The go-fast Focus has everything we like in a compact speed machine, even without the all-wheel drive grip and security net that comes with Subaru’s WRX family and the Mitsubishi Lancer Evo.
It is a massive step up from the XR5 turbo, which was the hero car in the Focus family until the RS arrived.
The RS is a car that makes every trip a fun run, although you must adjust to turning heads everywhere you drive it.
Its turbocharged five-cylinder engine turns the front wheel and does it with plenty of theatrics, from the whoost and chatter of the turbo and wastegate to the way its front wheels scratch for grip under full throttle.
The worst thing about the RS is that only 315 cars have come to Australia and almost every one is already with its new owner.
There is talk of another RS when Ford does a complete model change on the Focus, as well as a Fiesta RS to tap the 2011 challenger in the World Rally Championship, and we cannot wait.
THE price of the Focus RS is just about irrelevant, because all 315 cars were pretty much pre-sold.

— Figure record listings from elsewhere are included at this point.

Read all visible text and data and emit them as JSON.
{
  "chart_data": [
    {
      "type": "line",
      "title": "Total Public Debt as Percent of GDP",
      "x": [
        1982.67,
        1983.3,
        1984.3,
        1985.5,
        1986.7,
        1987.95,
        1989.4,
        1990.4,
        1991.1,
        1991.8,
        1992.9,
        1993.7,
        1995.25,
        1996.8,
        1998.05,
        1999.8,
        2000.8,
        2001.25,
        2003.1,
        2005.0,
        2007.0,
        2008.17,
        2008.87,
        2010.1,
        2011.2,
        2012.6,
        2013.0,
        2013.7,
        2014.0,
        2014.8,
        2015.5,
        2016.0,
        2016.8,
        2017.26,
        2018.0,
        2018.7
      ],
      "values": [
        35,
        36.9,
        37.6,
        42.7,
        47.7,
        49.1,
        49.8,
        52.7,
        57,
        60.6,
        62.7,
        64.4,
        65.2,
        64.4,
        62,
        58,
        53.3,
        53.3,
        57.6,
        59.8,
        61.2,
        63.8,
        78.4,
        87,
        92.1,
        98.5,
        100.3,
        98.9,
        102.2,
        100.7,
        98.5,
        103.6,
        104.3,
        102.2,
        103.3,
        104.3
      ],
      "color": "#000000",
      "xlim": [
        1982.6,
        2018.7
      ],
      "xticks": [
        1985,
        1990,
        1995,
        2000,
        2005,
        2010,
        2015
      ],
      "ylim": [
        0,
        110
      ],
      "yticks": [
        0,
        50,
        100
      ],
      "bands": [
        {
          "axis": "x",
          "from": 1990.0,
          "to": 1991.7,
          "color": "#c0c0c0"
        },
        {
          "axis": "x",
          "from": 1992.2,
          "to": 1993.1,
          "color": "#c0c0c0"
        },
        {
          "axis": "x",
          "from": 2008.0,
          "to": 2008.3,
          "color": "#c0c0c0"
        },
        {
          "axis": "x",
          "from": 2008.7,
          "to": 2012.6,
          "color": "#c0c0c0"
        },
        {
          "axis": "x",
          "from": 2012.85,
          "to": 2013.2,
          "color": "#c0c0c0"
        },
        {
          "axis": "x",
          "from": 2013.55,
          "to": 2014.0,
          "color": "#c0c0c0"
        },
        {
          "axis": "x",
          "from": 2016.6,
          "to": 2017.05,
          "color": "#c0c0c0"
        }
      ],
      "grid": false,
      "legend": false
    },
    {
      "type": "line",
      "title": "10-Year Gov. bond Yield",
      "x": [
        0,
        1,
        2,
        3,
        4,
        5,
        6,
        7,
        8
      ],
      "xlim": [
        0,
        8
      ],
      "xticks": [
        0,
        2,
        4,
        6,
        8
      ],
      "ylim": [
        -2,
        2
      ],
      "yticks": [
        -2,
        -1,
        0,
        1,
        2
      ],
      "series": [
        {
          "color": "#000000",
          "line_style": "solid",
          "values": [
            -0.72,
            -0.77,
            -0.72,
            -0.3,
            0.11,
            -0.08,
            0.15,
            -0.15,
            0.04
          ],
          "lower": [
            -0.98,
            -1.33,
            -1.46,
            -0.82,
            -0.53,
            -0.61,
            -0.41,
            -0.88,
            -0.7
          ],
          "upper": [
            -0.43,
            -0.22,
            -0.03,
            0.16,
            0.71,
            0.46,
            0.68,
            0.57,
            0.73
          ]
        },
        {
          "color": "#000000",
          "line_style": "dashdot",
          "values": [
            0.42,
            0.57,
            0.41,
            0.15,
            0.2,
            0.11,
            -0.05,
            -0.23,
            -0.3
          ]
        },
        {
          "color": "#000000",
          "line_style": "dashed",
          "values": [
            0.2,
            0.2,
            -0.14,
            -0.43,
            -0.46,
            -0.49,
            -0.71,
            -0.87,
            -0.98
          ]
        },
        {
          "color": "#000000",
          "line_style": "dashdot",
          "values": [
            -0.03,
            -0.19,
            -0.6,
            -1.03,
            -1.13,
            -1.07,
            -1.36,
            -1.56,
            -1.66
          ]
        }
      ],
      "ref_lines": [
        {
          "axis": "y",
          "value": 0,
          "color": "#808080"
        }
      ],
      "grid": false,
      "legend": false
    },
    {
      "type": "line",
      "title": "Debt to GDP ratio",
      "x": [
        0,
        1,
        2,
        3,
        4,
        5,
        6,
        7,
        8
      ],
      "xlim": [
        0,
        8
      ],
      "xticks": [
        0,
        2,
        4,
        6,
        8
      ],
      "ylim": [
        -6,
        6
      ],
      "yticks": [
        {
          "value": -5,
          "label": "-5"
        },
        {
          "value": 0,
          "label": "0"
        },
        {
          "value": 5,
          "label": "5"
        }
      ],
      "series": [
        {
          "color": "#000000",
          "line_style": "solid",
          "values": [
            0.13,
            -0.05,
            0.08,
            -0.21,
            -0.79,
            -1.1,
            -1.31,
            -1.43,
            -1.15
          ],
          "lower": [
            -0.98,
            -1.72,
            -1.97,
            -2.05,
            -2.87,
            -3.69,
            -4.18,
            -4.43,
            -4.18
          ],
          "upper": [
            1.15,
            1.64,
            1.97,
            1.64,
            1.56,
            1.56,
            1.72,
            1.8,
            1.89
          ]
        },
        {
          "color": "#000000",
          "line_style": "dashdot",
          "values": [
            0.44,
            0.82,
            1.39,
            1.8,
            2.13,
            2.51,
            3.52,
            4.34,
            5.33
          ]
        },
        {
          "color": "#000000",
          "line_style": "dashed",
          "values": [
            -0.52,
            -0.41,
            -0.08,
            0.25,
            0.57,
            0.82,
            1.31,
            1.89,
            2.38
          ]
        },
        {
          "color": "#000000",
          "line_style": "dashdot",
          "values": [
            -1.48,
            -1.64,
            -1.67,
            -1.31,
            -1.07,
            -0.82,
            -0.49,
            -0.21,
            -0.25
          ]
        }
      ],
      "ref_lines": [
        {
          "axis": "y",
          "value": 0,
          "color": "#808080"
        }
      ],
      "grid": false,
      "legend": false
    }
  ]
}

A couple could still be lurking in Ford dealerships, but almost every one went straight to owners.
That’s proof that the price was right, even if $59,990 seems a lot for a front-drive car against a WRX from $39,990 and a Renault Megane RS at $41,990.
THE heart of the RS is the upgraded fivecylinder Duratec engine that is also used by Volvo and in the Focus XR5.
The difference is big, though, and not just the boost to 224kW. Major hardware changes have been made inside the engine and the turbo has also been given a tweak.
The key to putting so much power on the road is the Quaife-brand torque sensing differential, as well as RevoKnuckle front suspension and 19-inch tyres and rims.
The RS also gets bigger brakes, tweaked stability control and convenience features including rear parking radar and excellent Xenon headlamps.
THE RS is still a Focus, but the body bits make a massive difference to the way it looks.
For our money it easily trumps the STi from Subaru and makes the Evo look a bit plain.
It has a giant front spoiler and a substantial rear wing.
And the WRC-inspired body changes include spoked alloys, a fake venturi under the rear bumper and meaty exhaust tips.
Inside, the giveaway to the sports focus is the Recaro bucket seats and the steering wheel.
The look is not for everyone — and the Kermit-green hero colour works best for people who like to wear their baseball cap backwards — but it makes the RS unique and desirable.